AYLI, rehearsal 17: ACTOR'S CHOICE 1
/When I direct Shakespeare, I don’t rehearse the scenes in order. That’s the surest way to create bored and grumpy actors as they come to a rehearsal for Act II and they’re only in scene 7. Instead, I create a character distribution chart (which I think I learned in costume design class, actually) so that I can group scenes to be more efficient for the actors’ (and my) time.
Before we start running the show in order, I always include a couple of rehearsals for PROBLEMS, i.e., complicated scenes that we haven’t fixed, or scenes we haven’t spent a lot of time on. This time, I’ve also scheduled a couple of similar nights called ACTOR’S CHOICE: same idea, only the actors tell me what they want to work on.
So tonight and tomorrow night, we’re working on what the cast has decided makes them nervous. Based on emails, I had scheduled Touchstone’s stand-up to work on, and I was going to take the bit and go through Adam’s scenes myself. Then a bunch of other people showed up, mostly to hang out. It is our own TAZ, after all.
Gary confessed that the dance was eluding him — he is not alone — so we circled up with our smaller group and ran through it. Key points: turn in the direction you’re “hitchhiking,” and look to your right for every interaction.
At 80bpm, they were flawless. At 120bpm they fell apart again. When next we work it, I will use a metronome to get us up to speed.
Mike (Duke Senior) wanted some support on 2.7 (SEVEN AGES), and as it happened Gary (Amiens) and Robert (Orlando) there, so we dissected it. Mostly I emphasized my interpretation of the scene as analogous to a theme camp at a burn: everyone’s relaxed and very grateful to be in their Temporary Autonomous Zone, when out of the woods some newbie burner barges in and offers to pay for a meal. (The sword = cash analogy is not exact.) They regard him calmly and with some bemusement, then offer him supper.
They are not particularly alarmed when he first appears, since people have been fleeing to Arden for months. (We have LeBeau show up during “Blow, blow,” seeking refuge from a Court he can no longer tolerate.) To me, the key line is the Duke’s “Sit down and feed and welcome to our table.” It’s positively eucharistic in its expansive generosity.
Meanwhile, Amanda, Lilly, and Meranda had been going over the slapstick in 5.1 (WILLIAM) out in the lobby. I proceeded to drill them in the rudiments of physical comedy: inelasticity is funny; repetition is funny; mechanical is funny. Every beat has to be precise and discrete. I changed a bit of the combat blocking both to make more sense and to make it easier to make it mechanical. SLOPPY IS NOT FUNNY.
This stuff is not easy, particularly with book in hand and 400-year-old jokes in the book.
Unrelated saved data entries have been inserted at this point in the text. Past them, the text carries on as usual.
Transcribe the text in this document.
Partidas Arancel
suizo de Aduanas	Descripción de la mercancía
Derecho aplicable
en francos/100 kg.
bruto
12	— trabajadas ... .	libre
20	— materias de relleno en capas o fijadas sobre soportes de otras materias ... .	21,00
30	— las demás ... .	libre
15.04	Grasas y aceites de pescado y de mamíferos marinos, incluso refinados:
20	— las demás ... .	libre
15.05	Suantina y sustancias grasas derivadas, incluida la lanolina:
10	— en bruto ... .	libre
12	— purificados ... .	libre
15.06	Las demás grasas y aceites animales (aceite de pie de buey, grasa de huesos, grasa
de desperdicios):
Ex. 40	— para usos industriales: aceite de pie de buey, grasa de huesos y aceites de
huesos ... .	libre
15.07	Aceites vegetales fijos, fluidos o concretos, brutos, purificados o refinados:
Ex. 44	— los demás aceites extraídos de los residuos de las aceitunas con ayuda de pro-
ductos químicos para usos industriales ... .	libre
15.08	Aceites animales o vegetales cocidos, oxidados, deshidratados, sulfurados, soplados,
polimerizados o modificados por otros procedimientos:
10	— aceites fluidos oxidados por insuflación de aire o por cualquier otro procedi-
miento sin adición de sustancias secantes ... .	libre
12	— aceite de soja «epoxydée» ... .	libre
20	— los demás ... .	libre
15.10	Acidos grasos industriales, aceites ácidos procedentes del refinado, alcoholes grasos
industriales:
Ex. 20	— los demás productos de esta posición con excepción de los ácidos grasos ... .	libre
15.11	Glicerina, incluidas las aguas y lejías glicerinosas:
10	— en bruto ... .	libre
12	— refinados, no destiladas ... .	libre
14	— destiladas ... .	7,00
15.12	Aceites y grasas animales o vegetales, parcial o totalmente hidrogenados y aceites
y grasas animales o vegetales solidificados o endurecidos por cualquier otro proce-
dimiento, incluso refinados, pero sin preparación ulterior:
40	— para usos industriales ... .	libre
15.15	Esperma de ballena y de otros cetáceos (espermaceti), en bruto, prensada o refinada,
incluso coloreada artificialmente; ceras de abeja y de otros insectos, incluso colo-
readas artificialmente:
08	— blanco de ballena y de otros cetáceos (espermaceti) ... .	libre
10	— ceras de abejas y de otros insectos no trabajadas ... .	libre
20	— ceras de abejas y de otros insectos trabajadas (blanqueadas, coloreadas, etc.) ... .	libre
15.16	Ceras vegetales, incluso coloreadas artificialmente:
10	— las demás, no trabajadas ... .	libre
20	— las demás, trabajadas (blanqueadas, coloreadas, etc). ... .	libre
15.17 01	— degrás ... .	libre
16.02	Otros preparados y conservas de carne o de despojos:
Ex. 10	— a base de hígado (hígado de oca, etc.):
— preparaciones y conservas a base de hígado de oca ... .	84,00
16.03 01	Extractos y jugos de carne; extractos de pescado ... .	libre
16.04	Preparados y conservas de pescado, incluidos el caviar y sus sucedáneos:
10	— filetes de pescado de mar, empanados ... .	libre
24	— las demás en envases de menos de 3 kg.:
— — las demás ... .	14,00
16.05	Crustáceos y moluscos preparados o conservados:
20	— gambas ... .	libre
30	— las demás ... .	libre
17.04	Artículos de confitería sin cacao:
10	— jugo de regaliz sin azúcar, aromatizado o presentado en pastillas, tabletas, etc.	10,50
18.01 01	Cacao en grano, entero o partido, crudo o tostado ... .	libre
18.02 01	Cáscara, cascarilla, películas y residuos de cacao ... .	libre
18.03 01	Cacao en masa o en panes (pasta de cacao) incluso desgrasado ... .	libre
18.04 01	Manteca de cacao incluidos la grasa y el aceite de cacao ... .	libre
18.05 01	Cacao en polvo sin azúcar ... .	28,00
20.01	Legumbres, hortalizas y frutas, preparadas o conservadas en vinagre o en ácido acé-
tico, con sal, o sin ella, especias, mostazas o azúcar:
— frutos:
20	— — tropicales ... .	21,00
I am generally opposed to getting a laugh by stepping on the text, but this sequence has the potential of being honestly funny. It’s going to take a lot of work to make it precise, though. (It is actually harder to pull off than either of the two fight scenes.)
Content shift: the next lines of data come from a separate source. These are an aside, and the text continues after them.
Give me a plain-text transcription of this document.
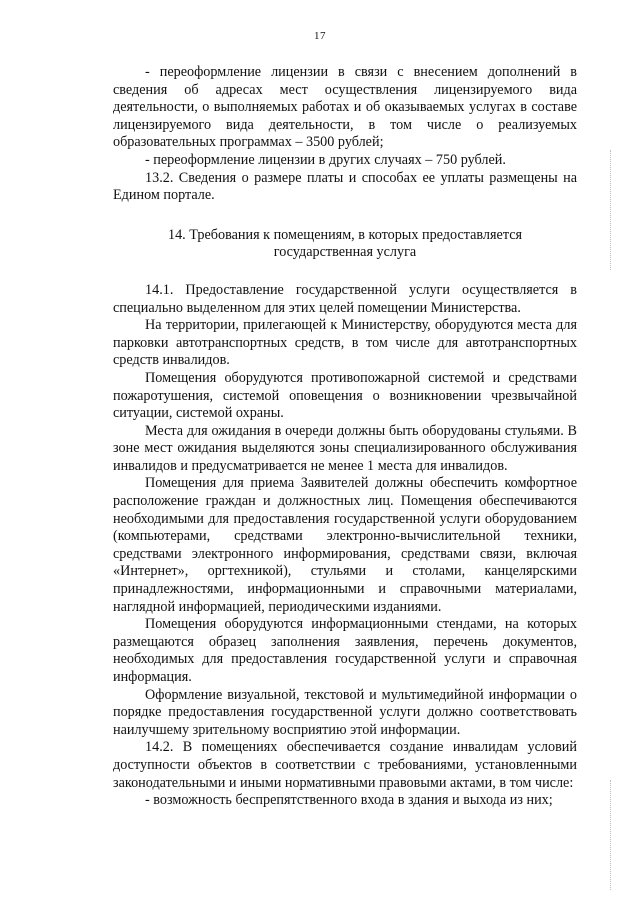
17

- переоформление лицензии в связи с внесением дополнений в сведения об адресах мест осуществления лицензируемого вида деятельности, о выполняемых работах и об оказываемых услугах в составе лицензируемого вида деятельности, в том числе о реализуемых образовательных программах – 3500 рублей;

- переоформление лицензии в других случаях – 750 рублей.

13.2. Сведения о размере платы и способах ее уплаты размещены на Едином портале.

14. Требования к помещениям, в которых предоставляется
государственная услуга

14.1. Предоставление государственной услуги осуществляется в специально выделенном для этих целей помещении Министерства.

На территории, прилегающей к Министерству, оборудуются места для парковки автотранспортных средств, в том числе для автотранспортных средств инвалидов.

Помещения оборудуются противопожарной системой и средствами пожаротушения, системой оповещения о возникновении чрезвычайной ситуации, системой охраны.

Места для ожидания в очереди должны быть оборудованы стульями. В зоне мест ожидания выделяются зоны специализированного обслуживания инвалидов и предусматривается не менее 1 места для инвалидов.

Помещения для приема Заявителей должны обеспечить комфортное расположение граждан и должностных лиц. Помещения обеспечиваются необходимыми для предоставления государственной услуги оборудованием (компьютерами, средствами электронно-вычислительной техники, средствами электронного информирования, средствами связи, включая «Интернет», оргтехникой), стульями и столами, канцелярскими принадлежностями, информационными и справочными материалами, наглядной информацией, периодическими изданиями.

Помещения оборудуются информационными стендами, на которых размещаются образец заполнения заявления, перечень документов, необходимых для предоставления государственной услуги и справочная информация.

Оформление визуальной, текстовой и мультимедийной информации о порядке предоставления государственной услуги должно соответствовать наилучшему зрительному восприятию этой информации.

14.2. В помещениях обеспечивается создание инвалидам условий доступности объектов в соответствии с требованиями, установленными законодательными и иными нормативными правовыми актами, в том числе:

- возможность беспрепятственного входа в здания и выхода из них;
Kudos to Lilly for taking my suggestion on how to turn Audrey’s getting slapped into something funny instead of something eyebrow-raising — and running with it!
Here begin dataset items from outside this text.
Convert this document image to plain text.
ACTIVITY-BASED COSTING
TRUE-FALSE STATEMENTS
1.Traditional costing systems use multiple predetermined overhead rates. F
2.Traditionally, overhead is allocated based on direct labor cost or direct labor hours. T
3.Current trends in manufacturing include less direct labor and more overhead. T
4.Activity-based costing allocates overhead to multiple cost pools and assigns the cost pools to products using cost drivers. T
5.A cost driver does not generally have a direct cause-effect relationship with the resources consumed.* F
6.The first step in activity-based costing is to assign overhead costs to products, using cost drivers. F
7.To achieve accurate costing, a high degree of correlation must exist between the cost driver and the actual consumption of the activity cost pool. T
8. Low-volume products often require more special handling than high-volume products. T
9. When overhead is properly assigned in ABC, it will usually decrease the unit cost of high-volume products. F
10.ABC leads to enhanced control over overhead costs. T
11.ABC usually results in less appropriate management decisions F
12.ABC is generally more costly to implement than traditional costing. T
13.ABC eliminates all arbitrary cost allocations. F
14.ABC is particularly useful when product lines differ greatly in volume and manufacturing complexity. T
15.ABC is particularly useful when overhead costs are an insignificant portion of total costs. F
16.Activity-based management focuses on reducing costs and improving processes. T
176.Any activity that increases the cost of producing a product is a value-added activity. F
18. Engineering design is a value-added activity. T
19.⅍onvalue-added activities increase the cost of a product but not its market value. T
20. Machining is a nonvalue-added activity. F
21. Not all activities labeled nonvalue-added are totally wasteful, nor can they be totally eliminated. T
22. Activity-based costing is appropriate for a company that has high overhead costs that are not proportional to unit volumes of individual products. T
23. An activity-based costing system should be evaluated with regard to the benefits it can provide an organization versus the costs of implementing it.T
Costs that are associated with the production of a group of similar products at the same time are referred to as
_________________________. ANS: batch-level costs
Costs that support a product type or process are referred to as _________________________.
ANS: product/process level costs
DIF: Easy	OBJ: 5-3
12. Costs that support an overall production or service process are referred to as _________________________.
Then Amanda and I settled in to discuss Touchstone’s standup persona. I gave her some insights from my observations, pointing out how to work the room — she had observed how some comics stand still while others pace; she’s going to pace — and how to play off of different audience responses. We’re going to try having Touchstone pull a mic out of his pocket and go into lounge mode during those bits. Yes, we’re going to hit him with a spotlight.
It always amuses me when I tell people I’m directing As You Like It, and they ask what period I’m doing it in. How am I to answer? “Well, the Court is vaguely District One, and the Forest is sort of Burning Man, and we end up with a Diplo finale”? Good enough, I guess.
P.S. We never did get to Adam’s scenes.